On the other hand, the total load of cfDNA (i.e. Alu83 levels) was significantly higher in PDAC subjects than in the subjects of the other groups, suggesting an increased rate of apoptosis in this malignancy. Similarly, Giacona and colleagues observed that most of the cfDNA in PDAC patients is associated to apoptosis of neoplastic cells (8).

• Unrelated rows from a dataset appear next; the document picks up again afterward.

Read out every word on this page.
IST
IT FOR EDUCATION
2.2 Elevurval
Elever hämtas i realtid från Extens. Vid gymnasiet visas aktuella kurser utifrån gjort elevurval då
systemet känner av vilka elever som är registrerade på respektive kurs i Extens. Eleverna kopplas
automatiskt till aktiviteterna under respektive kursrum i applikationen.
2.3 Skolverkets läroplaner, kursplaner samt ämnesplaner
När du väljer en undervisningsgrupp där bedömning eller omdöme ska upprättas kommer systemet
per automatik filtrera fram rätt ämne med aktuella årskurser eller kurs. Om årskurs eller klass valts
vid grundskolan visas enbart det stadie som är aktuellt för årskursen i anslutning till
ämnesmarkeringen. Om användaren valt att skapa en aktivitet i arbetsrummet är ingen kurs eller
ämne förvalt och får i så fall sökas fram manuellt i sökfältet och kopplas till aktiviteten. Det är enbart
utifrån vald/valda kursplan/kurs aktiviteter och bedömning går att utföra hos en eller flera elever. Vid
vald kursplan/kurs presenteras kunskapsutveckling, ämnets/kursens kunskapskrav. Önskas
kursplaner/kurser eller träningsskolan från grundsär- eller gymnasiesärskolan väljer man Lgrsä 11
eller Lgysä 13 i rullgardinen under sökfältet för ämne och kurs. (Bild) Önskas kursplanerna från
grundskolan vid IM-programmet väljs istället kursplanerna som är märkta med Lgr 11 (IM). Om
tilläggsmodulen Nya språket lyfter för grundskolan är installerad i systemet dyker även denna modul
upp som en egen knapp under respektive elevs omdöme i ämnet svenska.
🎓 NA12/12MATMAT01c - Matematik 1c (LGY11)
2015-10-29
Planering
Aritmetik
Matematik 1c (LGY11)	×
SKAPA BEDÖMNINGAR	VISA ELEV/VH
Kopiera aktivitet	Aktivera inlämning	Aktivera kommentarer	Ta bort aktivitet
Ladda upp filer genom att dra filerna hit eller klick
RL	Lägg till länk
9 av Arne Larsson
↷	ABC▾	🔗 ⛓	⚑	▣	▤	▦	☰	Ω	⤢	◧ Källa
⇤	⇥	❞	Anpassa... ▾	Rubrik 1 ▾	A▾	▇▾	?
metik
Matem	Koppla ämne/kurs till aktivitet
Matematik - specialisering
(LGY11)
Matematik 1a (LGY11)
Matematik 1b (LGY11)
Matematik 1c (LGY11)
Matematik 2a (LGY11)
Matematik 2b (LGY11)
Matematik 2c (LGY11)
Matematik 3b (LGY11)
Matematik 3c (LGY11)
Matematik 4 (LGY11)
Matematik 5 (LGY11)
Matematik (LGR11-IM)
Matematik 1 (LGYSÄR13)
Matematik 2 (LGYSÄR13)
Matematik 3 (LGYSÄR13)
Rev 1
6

No association was found for Alu83 or Alu244 and PDAC or PanNET tumor size or other pathological variables. Major limitations of the present study are related to the relatively small number of patients evaluated, the clinical heterogeneity of the considered neoplasm, and the skewed disease stage distribution in our cohort. For these reasons, the current work should be considered as a pilot study, and the association between Alu values and clinicopathological tumor features should be validated on a larger series of patients.
Conclusions
A significant load of cfDNA in plasma characterizes PDAC patients. However, necrosis-derived cfDNA fragments, quantified with the Alu244 amplicon, were barely detectable in any of the considered samples and, in that respect, were comparable between the different subject groups. Whether other methods of cfDNA quantitation could be used as early biomarkers of PDAC detection will require further investigation.